Some charter schools have helped students shed their special education labels through effective instruction and individualized attention. That’s a good thing.
But many charter schools lack the infrastructure to support a full range of special education services. Sensing this, families with special needs students frequently stick with traditional public school systems (even when programs aren’t very good). For the same reason (and in some instances because charters don’t want to be saddled with the often-lower test scores of such students), some charter schools discourage students with disabilities from applying or counsel them out once they’ve enrolled. In at least two places—Washington, DC, and Louisiana—charters have countered their limited individual resources and expertise and established cooperatives to provide special education services.

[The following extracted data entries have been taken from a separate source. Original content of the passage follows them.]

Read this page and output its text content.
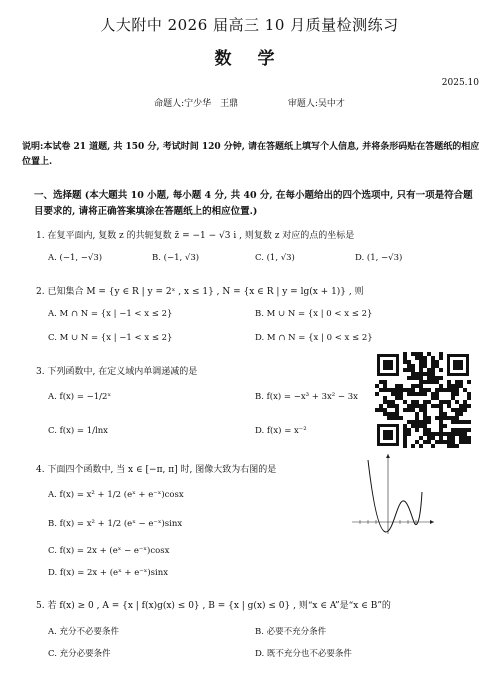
人大附中 2026 届高三 10 月质量检测练习
数 学
2025.10
命题人:宁少华　王鼎	审题人:吴中才
说明:本试卷 21 道题, 共 150 分, 考试时间 120 分钟, 请在答题纸上填写个人信息, 并将条形码贴在答题纸的相应位置上.
一、选择题 (本大题共 10 小题, 每小题 4 分, 共 40 分, 在每小题给出的四个选项中, 只有一项是符合题目要求的, 请将正确答案填涂在答题纸上的相应位置.)
1. 在复平面内, 复数 z 的共轭复数 z̄ = −1 − √3 i , 则复数 z 对应的点的坐标是
A. (−1, −√3)	B. (−1, √3)	C. (1, √3)	D. (1, −√3)
2. 已知集合 M = {y ∈ R | y = 2ˣ , x ≤ 1} , N = {x ∈ R | y = lg(x + 1)} , 则
A. M ∩ N = {x | −1 < x ≤ 2}	B. M ∪ N = {x | 0 < x ≤ 2}
C. M ∪ N = {x | −1 < x ≤ 2}	D. M ∩ N = {x | 0 < x ≤ 2}
3. 下列函数中, 在定义域内单调递减的是
A. f(x) = −1/2ˣ	B. f(x) = −x³ + 3x² − 3x
C. f(x) = 1/lnx	D. f(x) = x⁻²
4. 下面四个函数中, 当 x ∈ [−π, π] 时, 图像大致为右图的是
A. f(x) = x² + 1/2 (eˣ + e⁻ˣ)cosx
B. f(x) = x² + 1/2 (eˣ − e⁻ˣ)sinx
C. f(x) = 2x + (eˣ − e⁻ˣ)cosx
D. f(x) = 2x + (eˣ + e⁻ˣ)sinx
5. 若 f(x) ≥ 0 , A = {x | f(x)g(x) ≤ 0} , B = {x | g(x) ≤ 0} , 则“x ∈ A”是“x ∈ B”的
A. 充分不必要条件	B. 必要不充分条件
C. 充分必要条件	D. 既不充分也不必要条件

While charter schools are prohibited by state laws from turning students away (they must enroll students through lotteries if they’re oversubscribed), it’s hard to expect individual charter schools of a couple hundred students to have the special education resources of schools systems with thousands of students, a reality that argues for the consortia models in DC and Louisiana, and collaboration with traditional school systems. There’s no reason why charters shouldn’t contract with public school systems to serve special student populations, and some do.

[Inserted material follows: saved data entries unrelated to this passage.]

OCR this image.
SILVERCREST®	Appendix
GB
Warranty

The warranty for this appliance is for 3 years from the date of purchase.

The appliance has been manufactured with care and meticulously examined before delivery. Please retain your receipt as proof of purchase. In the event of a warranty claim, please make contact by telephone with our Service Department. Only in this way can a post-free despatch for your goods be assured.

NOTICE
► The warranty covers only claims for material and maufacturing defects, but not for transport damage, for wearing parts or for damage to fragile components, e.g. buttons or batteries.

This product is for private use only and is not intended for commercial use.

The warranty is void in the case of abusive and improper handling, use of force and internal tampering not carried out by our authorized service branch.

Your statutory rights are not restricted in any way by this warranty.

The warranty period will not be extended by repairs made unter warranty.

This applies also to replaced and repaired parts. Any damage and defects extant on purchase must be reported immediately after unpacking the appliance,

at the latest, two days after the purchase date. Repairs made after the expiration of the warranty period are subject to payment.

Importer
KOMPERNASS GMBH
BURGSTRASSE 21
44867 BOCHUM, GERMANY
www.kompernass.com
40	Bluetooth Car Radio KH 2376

Encouragingly, a small but growing number of collaborations are flowing in the opposite direction as well. In Connecticut, for example, New Haven school officials are working with the well-regarded Achievement First charter network on a leadership training program to place potential New Haven administrators in residency in Achievement First schools for half a school year. The Hartford school system has brought in Achievement First to run two of its schools using the charter network’s effective middle school model. The Bill & Melinda Gates Foundation, once a major funder of charter school expansion, has launched a $20-million program to promote such partnerships in over a dozen cities through District-Charter Collaboration Compacts.

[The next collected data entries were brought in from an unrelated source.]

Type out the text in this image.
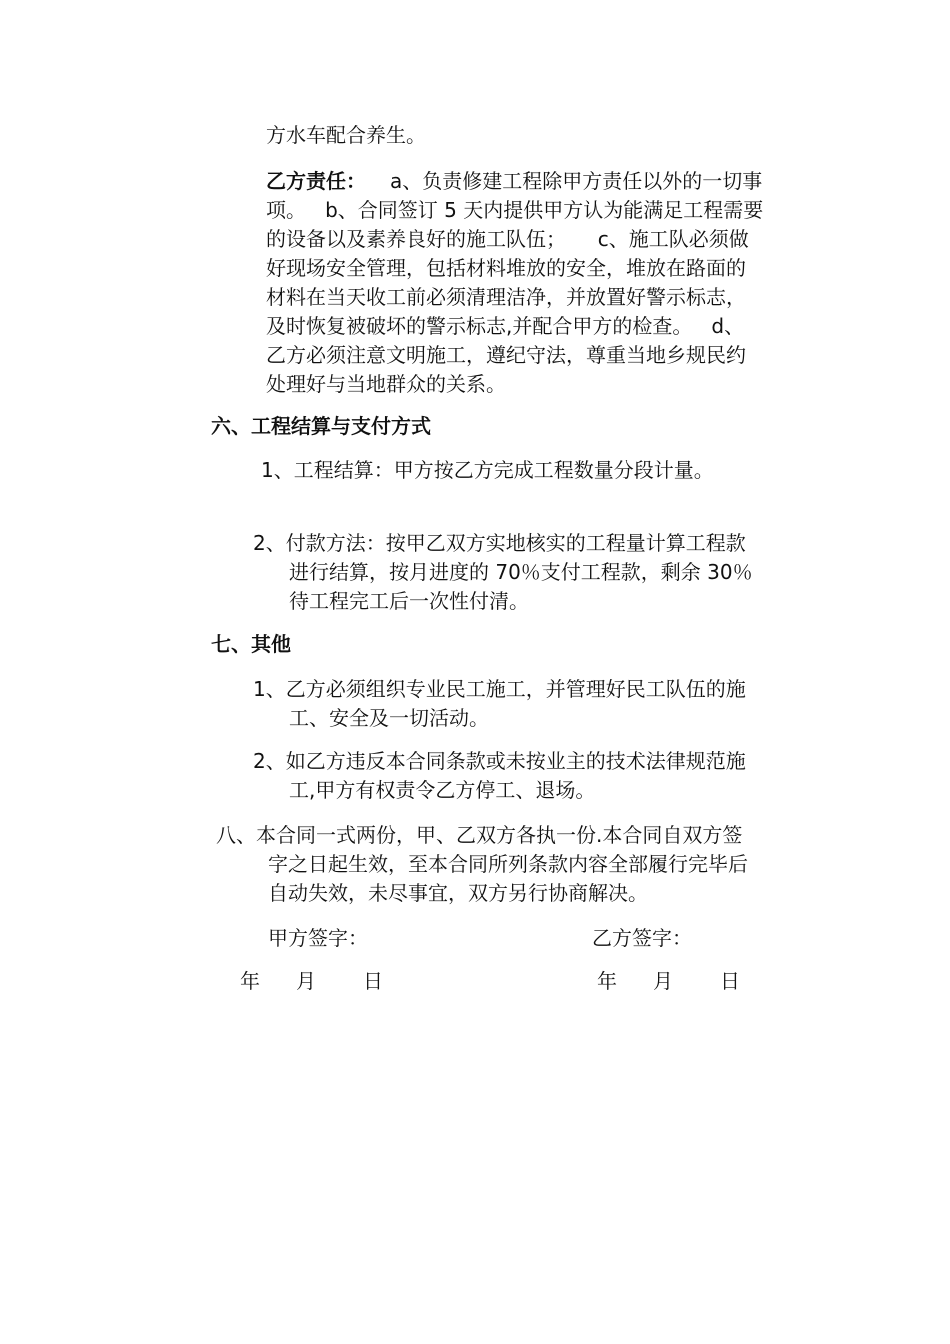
方水车配合养生。
乙方责任： a、负责修建工程除甲方责任以外的一切事
项。   b、合同签订 5 天内提供甲方认为能满足工程需要
的设备以及素养良好的施工队伍；     c、施工队必须做
好现场安全管理，包括材料堆放的安全，堆放在路面的
材料在当天收工前必须清理洁净，并放置好警示标志，
及时恢复被破坏的警示标志,并配合甲方的检查。   d、
乙方必须注意文明施工，遵纪守法，尊重当地乡规民约
处理好与当地群众的关系。
六、工程结算与支付方式
1、工程结算：甲方按乙方完成工程数量分段计量。
2、付款方法：按甲乙双方实地核实的工程量计算工程款
进行结算，按月进度的 70％支付工程款，剩余 30％
待工程完工后一次性付清。
七、其他
1、乙方必须组织专业民工施工，并管理好民工队伍的施
工、安全及一切活动。
2、如乙方违反本合同条款或未按业主的技术法律规范施
工,甲方有权责令乙方停工、退场。
八、本合同一式两份，甲、乙双方各执一份.本合同自双方签
字之日起生效，至本合同所列条款内容全部履行完毕后
自动失效，未尽事宜，双方另行协商解决。
甲方签字：	乙方签字：
年 月 日	年 月 日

Since the charter school movement’s earliest days there has been talk of the publicly funded but independently operated schools eventually replacing traditional public school systems. It’s increasingly clear, two decades into the movement, that the charter sector lacks the capacity to do that. There are about 5,600 charter schools today, educating some two million students, about 4 percent of total public school enrollment. And while charter schools have a substantial presence in some urban centers (70-plus percent in New Orleans; 40 percent in DC), too many of them have been no better than the troubled traditional schools they’ve replaced. There are too many instances of fraud and financial abuse emanating from the charter sector. And, as the new GAO study suggests, they often lack the capacity to serve students with special needs.
As a result, the best way to leverage the excellence and innovation of the best charter schools and charter networks is through closer connections with traditional public school districts–a seemingly win-win proposition.